Turning now to our survey of households, I would remind data users that, with the release of December's data, we revise seasonally adjusted estimates. Data going back 5 years--to January 2001--are subject to revision. All of the seasonally adjusted household data released today reflect the revisions.
The unemployment rate was little changed in December at 4.9 percent; a year earlier the jobless rate was 5.4 percent. The number of unemployed persons, at 7.4 million in December, was down from 8.0 million a year earlier. The employment-population ratio was unchanged over the month at 62.8 percent. After trending up earlier in the year, the ratio has been 62.8 percent for 5 of the past 6 months. The labor force participation rate, at 66.0 percent in December, was unchanged from a year earlier.
With today's release, we have the third month of data derived from a special series of questions that were included in the household survey to identify and solicit information from survey respondents who had evacuated from their homes due to Hurricane Katrina.

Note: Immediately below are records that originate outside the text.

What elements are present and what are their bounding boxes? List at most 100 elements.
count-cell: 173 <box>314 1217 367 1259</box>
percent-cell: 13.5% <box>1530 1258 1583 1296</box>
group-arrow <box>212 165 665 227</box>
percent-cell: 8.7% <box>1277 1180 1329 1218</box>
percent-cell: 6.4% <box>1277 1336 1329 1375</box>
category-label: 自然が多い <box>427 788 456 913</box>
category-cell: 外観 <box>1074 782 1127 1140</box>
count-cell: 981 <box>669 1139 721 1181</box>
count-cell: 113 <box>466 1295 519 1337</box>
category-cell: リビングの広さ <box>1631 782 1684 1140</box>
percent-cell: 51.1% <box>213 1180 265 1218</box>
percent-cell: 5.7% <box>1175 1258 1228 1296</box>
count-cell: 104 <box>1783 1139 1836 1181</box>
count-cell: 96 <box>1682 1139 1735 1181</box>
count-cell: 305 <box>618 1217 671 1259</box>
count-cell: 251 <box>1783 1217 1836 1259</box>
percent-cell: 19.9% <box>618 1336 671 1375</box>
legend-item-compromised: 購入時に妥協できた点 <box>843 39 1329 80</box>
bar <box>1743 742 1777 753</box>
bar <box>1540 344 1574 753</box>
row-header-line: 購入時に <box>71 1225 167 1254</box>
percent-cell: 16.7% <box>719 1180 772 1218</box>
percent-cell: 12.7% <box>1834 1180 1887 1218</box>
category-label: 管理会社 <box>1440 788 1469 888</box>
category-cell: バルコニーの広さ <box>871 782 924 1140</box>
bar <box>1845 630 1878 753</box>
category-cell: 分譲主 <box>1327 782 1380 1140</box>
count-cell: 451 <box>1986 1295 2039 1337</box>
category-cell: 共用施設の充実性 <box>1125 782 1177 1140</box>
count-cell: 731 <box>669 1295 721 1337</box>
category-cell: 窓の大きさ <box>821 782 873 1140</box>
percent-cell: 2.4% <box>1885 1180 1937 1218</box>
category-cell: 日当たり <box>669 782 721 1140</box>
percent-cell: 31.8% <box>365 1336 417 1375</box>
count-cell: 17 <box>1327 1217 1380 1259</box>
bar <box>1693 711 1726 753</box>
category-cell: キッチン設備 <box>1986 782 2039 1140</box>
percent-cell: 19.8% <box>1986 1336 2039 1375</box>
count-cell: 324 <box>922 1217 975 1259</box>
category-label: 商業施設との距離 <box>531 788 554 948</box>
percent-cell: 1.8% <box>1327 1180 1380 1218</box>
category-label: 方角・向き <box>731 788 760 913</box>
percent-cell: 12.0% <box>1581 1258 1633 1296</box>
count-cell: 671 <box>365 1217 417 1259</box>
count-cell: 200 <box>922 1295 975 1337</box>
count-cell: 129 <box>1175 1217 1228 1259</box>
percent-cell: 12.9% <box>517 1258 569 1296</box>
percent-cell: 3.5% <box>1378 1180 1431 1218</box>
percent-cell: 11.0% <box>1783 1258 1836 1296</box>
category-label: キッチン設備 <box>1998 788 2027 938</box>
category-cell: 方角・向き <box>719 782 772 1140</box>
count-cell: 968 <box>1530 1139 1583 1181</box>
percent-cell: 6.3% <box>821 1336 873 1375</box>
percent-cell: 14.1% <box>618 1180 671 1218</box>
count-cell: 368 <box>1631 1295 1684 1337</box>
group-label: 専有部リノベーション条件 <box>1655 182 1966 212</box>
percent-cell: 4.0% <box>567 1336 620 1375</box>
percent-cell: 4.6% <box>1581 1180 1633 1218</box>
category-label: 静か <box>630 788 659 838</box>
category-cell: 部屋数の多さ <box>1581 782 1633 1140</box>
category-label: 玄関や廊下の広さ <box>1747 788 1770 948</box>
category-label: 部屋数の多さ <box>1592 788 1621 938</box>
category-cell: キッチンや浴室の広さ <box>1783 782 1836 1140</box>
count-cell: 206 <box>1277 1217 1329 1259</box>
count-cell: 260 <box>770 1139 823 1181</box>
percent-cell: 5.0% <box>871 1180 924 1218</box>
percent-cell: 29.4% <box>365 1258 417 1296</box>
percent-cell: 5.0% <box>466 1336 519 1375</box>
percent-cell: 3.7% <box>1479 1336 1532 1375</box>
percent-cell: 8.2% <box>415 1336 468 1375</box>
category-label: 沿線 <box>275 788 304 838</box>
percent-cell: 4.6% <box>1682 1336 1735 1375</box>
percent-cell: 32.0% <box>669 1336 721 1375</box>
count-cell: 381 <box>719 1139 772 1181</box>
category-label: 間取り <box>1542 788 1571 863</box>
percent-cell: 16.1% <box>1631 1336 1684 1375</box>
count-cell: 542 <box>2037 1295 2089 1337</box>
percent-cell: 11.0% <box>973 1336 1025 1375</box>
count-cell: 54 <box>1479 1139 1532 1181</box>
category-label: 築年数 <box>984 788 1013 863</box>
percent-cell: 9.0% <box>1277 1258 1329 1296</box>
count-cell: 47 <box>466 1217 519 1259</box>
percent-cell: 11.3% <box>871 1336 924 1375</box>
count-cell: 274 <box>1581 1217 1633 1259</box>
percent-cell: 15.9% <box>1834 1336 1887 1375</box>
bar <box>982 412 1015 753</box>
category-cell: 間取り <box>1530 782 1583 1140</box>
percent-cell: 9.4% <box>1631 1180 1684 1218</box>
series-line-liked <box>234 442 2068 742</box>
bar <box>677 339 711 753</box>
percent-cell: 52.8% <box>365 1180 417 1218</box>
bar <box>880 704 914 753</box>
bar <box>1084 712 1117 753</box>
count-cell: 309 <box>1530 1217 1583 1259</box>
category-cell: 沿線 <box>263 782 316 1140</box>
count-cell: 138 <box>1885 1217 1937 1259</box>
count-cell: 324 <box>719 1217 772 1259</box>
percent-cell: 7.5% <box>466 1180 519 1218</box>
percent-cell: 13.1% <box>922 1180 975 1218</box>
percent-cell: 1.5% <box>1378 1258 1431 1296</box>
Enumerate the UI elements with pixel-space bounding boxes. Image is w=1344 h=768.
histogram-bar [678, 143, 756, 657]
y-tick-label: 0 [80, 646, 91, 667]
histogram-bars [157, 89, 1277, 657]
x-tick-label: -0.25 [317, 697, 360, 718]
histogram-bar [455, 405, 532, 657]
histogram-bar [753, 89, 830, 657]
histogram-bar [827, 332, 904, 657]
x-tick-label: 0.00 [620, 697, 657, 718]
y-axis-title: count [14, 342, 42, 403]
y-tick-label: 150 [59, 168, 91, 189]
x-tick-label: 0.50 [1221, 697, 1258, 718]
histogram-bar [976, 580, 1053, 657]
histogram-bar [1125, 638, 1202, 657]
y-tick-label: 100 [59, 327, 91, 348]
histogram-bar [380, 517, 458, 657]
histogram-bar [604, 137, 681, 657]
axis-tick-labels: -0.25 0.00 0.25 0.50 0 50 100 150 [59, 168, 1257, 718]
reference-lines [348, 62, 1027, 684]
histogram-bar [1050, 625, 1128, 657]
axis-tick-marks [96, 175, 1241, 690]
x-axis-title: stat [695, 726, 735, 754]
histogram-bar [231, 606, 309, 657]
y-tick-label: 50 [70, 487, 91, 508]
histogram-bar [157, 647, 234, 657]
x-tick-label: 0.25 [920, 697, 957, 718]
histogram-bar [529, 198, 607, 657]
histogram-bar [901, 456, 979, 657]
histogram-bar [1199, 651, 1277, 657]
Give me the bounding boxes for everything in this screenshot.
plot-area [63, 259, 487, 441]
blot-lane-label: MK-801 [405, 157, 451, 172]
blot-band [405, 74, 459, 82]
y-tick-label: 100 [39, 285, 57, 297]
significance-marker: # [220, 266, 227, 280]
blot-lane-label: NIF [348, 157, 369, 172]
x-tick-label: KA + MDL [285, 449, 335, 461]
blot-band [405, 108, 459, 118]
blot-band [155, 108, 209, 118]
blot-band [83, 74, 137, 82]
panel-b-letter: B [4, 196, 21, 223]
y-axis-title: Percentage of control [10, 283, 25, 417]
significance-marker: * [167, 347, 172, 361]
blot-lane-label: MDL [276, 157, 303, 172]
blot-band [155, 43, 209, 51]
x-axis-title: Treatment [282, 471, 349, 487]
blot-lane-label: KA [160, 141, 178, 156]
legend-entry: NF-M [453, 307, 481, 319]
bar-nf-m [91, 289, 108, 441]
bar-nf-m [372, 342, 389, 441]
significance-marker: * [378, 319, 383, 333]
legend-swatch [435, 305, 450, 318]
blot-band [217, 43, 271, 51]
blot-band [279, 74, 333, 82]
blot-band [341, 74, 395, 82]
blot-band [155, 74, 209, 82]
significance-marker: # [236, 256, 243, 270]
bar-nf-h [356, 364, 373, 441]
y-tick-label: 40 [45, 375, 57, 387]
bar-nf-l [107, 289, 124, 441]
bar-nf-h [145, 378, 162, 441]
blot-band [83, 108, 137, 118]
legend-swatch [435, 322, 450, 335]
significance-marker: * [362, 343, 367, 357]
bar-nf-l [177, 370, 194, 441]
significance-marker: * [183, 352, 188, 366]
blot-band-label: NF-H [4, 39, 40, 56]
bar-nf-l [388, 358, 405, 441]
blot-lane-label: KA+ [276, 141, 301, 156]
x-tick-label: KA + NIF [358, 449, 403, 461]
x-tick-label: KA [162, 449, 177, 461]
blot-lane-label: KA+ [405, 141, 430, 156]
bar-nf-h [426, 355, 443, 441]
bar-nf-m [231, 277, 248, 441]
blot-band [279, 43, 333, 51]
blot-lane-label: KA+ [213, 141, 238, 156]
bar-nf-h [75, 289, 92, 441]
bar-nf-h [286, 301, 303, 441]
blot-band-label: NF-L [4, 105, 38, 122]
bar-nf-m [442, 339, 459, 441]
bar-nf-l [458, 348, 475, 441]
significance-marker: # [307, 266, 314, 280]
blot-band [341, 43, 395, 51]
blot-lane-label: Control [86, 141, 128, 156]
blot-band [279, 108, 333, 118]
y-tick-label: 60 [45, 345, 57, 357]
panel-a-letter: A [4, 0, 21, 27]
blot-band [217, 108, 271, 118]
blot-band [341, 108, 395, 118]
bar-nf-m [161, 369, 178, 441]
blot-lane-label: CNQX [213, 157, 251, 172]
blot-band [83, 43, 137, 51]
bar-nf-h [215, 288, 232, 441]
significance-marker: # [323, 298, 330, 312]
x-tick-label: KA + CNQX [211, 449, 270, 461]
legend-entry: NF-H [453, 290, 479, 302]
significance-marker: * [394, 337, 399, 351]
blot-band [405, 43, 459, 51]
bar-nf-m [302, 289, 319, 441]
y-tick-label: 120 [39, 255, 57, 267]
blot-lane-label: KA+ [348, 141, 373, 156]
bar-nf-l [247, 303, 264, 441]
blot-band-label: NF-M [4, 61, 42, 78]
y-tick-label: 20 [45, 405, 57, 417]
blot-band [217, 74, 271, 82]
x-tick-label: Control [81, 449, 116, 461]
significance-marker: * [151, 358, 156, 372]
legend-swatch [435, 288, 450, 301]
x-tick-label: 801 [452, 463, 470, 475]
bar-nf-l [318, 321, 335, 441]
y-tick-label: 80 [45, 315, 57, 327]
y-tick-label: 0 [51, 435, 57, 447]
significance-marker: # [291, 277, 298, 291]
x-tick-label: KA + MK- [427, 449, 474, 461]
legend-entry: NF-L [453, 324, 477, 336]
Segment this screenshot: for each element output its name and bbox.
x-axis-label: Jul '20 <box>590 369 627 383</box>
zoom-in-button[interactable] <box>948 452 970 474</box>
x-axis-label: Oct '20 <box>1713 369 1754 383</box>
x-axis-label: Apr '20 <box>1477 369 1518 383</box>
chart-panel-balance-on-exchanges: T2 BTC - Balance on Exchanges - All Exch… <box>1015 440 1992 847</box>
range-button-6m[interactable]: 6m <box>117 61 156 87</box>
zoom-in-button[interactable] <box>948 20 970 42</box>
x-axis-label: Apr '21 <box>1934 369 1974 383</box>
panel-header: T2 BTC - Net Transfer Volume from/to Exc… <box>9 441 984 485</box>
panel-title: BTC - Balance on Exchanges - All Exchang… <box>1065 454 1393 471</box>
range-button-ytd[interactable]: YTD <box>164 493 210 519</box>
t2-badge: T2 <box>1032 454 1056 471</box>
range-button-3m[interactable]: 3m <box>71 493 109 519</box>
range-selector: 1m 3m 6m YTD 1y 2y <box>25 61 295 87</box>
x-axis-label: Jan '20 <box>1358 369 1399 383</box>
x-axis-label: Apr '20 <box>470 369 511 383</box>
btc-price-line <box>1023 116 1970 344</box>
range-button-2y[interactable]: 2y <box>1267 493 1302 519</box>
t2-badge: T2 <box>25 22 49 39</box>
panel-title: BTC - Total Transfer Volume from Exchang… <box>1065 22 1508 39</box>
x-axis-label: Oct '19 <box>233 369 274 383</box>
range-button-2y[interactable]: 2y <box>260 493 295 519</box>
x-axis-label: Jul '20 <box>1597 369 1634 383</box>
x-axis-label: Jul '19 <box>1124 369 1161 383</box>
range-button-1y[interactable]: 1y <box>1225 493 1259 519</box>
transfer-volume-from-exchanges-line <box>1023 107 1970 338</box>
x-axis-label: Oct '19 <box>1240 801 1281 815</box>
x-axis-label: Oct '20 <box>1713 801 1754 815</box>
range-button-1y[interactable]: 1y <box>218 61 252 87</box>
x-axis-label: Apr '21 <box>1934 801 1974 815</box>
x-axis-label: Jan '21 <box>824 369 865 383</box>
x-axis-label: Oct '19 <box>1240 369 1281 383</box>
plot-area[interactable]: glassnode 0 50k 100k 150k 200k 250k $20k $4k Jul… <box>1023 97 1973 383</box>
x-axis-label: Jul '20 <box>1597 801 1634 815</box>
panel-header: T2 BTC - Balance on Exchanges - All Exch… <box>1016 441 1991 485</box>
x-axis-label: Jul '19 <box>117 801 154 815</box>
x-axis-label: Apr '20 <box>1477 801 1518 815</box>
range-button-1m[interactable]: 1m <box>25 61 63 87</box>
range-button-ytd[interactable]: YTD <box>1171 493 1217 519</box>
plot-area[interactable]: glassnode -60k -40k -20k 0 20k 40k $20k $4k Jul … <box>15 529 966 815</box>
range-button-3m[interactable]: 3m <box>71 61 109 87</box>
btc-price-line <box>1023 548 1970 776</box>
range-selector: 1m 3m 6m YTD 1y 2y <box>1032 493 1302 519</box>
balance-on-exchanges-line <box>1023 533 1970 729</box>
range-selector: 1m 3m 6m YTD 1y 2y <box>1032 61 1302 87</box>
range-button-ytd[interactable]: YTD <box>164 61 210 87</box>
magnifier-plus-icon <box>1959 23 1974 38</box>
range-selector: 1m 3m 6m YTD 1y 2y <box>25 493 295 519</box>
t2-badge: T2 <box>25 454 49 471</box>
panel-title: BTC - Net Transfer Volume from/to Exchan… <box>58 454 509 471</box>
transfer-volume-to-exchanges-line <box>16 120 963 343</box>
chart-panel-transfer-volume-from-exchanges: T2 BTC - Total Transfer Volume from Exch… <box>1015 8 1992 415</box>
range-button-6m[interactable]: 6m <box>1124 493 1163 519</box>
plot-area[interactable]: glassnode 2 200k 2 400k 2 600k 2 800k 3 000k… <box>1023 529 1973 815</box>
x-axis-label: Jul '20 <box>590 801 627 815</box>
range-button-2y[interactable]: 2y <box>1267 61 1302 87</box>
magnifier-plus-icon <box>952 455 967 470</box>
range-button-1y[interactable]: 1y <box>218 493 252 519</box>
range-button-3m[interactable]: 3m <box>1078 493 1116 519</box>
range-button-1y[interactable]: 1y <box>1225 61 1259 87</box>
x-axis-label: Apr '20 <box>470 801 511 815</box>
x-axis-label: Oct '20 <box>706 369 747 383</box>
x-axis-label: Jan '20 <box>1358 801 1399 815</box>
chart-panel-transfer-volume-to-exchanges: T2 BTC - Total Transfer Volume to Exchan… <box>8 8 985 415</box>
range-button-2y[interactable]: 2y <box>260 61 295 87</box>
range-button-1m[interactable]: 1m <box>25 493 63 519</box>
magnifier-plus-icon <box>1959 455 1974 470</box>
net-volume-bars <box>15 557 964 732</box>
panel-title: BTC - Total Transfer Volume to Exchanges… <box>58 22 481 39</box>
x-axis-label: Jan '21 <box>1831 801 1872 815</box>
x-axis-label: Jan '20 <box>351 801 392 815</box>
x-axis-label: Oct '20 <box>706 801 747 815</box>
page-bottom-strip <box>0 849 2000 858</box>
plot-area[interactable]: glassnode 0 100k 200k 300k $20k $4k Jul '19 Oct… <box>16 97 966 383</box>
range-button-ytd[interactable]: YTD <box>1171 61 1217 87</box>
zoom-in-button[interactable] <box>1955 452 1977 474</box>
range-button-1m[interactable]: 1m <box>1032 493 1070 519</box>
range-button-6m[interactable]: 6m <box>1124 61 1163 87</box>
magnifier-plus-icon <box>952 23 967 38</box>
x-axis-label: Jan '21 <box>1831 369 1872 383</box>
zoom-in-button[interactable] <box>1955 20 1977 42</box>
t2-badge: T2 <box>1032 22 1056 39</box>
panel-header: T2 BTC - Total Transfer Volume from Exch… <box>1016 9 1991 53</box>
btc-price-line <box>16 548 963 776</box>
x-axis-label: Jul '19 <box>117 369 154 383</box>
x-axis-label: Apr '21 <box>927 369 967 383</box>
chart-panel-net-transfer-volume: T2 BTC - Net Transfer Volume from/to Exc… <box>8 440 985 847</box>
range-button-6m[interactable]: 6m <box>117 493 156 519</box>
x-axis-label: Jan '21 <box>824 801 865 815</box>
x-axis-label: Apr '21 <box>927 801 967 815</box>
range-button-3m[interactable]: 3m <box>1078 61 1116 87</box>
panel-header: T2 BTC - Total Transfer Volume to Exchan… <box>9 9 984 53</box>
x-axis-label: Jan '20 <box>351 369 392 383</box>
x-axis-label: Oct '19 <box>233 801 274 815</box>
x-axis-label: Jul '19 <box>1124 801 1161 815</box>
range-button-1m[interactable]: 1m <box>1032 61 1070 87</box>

It is important to note that the estimates do not account for all evacuees. We do not gather information on those evacuees who remain outside the scope of the survey, such as those currently living in hotels or shelters.
The December data indicate that there were about 1.1 million persons age 16 and over who evacuated from their August residence due to Hurricane Katrina. By December, about 600,000 persons, or a little more than half, had returned to the home from which they had evacuated; the remainder had not returned.
Of the estimated 1.1 million evacuees identified in December, 58.2 percent were in the labor force, and their unemployment rate was 12.4 percent. Those evacuees who returned home had a lower unemployment rate in December (5.6 percent) than those evacuees who had not returned to the residence they occupied in August (20.7 percent). The proportion of evacuees participating in the labor force in December was similar for both groups--58.4 percent for those who had returned to their homes, and 58.0 percent for those who had not returned.
To summarize December's labor market data, payroll employment increased by 108,000, and the unemployment rate was little changed at 4.9 percent. Over the year, payroll employment rose by 2 million, and the Nation's jobless rate was down by half a percentage point.